Last edited by sweetbooness2 (2006-06-09 15:35:08)
togna is a biella mill, smith marc described, claton is an interesting business. It is a "mill without looms". As the costs of being an employer in the UK have increased so has the concept of outsourcing the weaving of cloth. There are two firms in the UK that have capitalized on this and weave for many "names you must know" ( to borrow a line from Sy Syms ). There cloth is very good and can be purchased in NY at Tip Top in Brooklyn. Also you can see their book at Domenico Vacca as they supply Attolini in Italy.
Thank both of you gentlemen for your helpful replies. I have purchased most of my present suits from a traditional shop called Eljos in Charlottesville, Virginia. My favorite suit is a s120 from Charles Clayton. They have several thousand swatches from Smith Woolens and Harrisons that they use for a mtm/custom program from Southwick.
marc, thats what happens when a lawyer leave his trade goes full bore into the rag trade and opens multiple locations. If he were publicly traded I would be heavy on the short side. You are better of having it be an expensive hobby/obsession.
I have never examined the Millionaire's Cashmere book, but do recall examining some Lumbs Golden Bale for an overcoat. Each time I visit the store, I seem to find a new book of fabrics to contemplate.

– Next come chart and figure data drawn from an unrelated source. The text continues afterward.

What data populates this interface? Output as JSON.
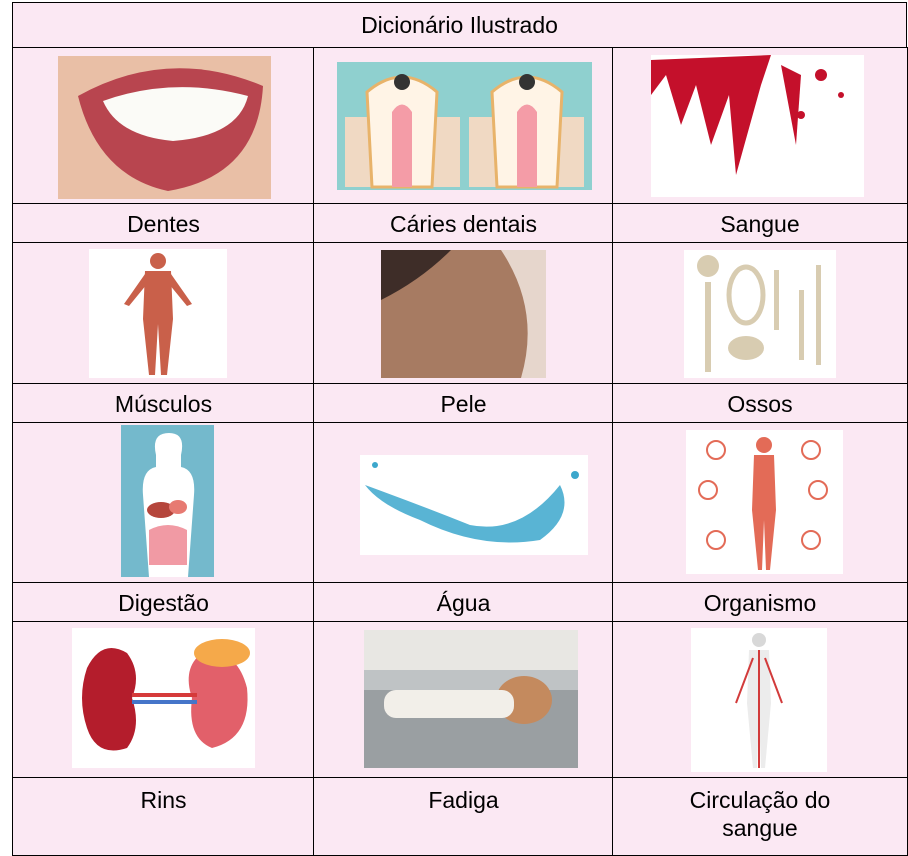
{
  "table": {
    "title": "Dicionário Ilustrado",
    "rows": [
      [
        "Dentes",
        "Cáries dentais",
        "Sangue"
      ],
      [
        "Músculos",
        "Pele",
        "Ossos"
      ],
      [
        "Digestão",
        "Água",
        "Organismo"
      ],
      [
        "Rins",
        "Fadiga",
        "Circulação do sangue"
      ]
    ]
  }
}
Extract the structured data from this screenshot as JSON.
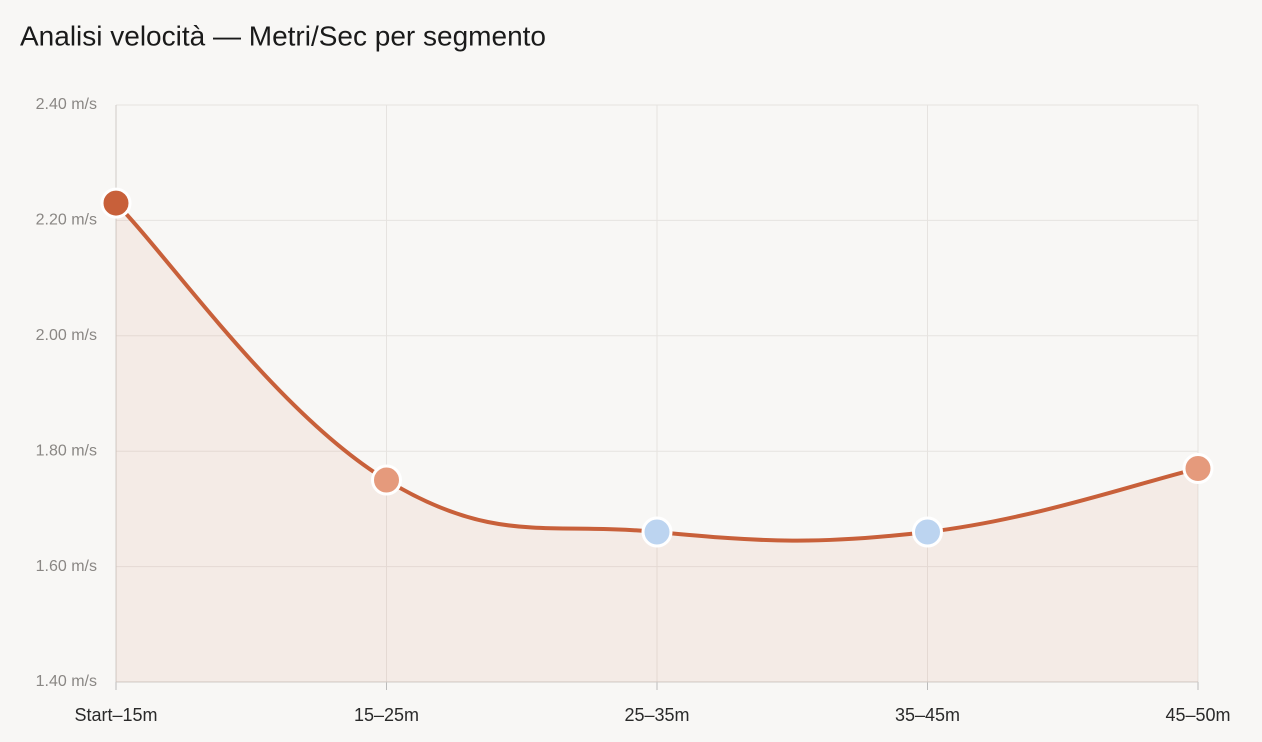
{
  "chart_data": {
    "type": "line",
    "title": "Analisi velocità — Metri/Sec per segmento",
    "categories": [
      "Start–15m",
      "15–25m",
      "25–35m",
      "35–45m",
      "45–50m"
    ],
    "series": [
      {
        "values": [
          2.23,
          1.75,
          1.66,
          1.66,
          1.77
        ],
        "color": "#c8603a",
        "point_colors": [
          "#c8603a",
          "#e59a7c",
          "#bcd4f0",
          "#bcd4f0",
          "#e59a7c"
        ]
      }
    ],
    "ylim": [
      1.4,
      2.4
    ],
    "yticks": [
      {
        "value": 1.4,
        "label": "1.40 m/s"
      },
      {
        "value": 1.6,
        "label": "1.60 m/s"
      },
      {
        "value": 1.8,
        "label": "1.80 m/s"
      },
      {
        "value": 2.0,
        "label": "2.00 m/s"
      },
      {
        "value": 2.2,
        "label": "2.20 m/s"
      },
      {
        "value": 2.4,
        "label": "2.40 m/s"
      }
    ],
    "grid": true,
    "smooth": true,
    "area": true
  }
}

One of my reservations about using these wonderful books has been the price/value component. I love the history of Southwick, and their models fit me comfortably;however, it seems a bit much to ask them to construct suits from this material, since they have gone to fusing, half-canvas, and computer cutting. I believe Martin Greenfield, Hickey Hand Tailored or Oxxford would be a better value with this level of fabric, as would a full bespoke tailor of course. Therefore, I have stuck to Southwick's own patterns for my suits thus far, but as Mr. Grayson said, the glen plaids are difficult to resist. I am sure I am in the minority, but glen plaids are my favorite pattern. Southwick has also recently began using Fox Brothers. I do want to try a couple of their flannels.
The suits made by St. Andrews for Luciano Barbera were stunning. The Barbera cloths came out great with that tailoring, and were probably the best looking RTW that I have ever seen.
When Barbera moved to Attolini production, the line suffered greatly.
I am in full agreement with your opinion of Saint Andrews. Their garments are beautiful. I believe they make garments for Davide Cenci now also.
Even though I am most comfortable with the American soft shouldered look, I think the sartorial world is big enough to accomodate all tastes. I presently wear undarted 2 button jackets with pleated pants. This is enough to condemn me to the outer rings of Hades in some circles. Then again, I wouldn't feel too comfortable sticking to the strictures of any sartorial club that would have me.
Didn't Saint Andrews or D'Avenza make rtw for H. Huntsman also?
Yes, I have read some references to Mr. Winston on the AAAC forum.
I don't recall ever seeing any Chipp suits, but was in a local men's traditional shop last month where an older gentleman was picking up a navy 3/2 sack suit by H. Freeman & Son. It had a lovely shoulder, softer than my Southwicks. It was a Naturalaire model made using s100 Holland & Sherry cloth. I know that this company has seen better days since moving to Maryland, but this was a clear example of someone who had choose a model, color, and accessories that were simple but elegant. It helps to have the gravitas and wisdom of age. The garment was fully canvassed, had handmade buttonholes, and was fully canvassed, certainly worthy of a solid B in my book.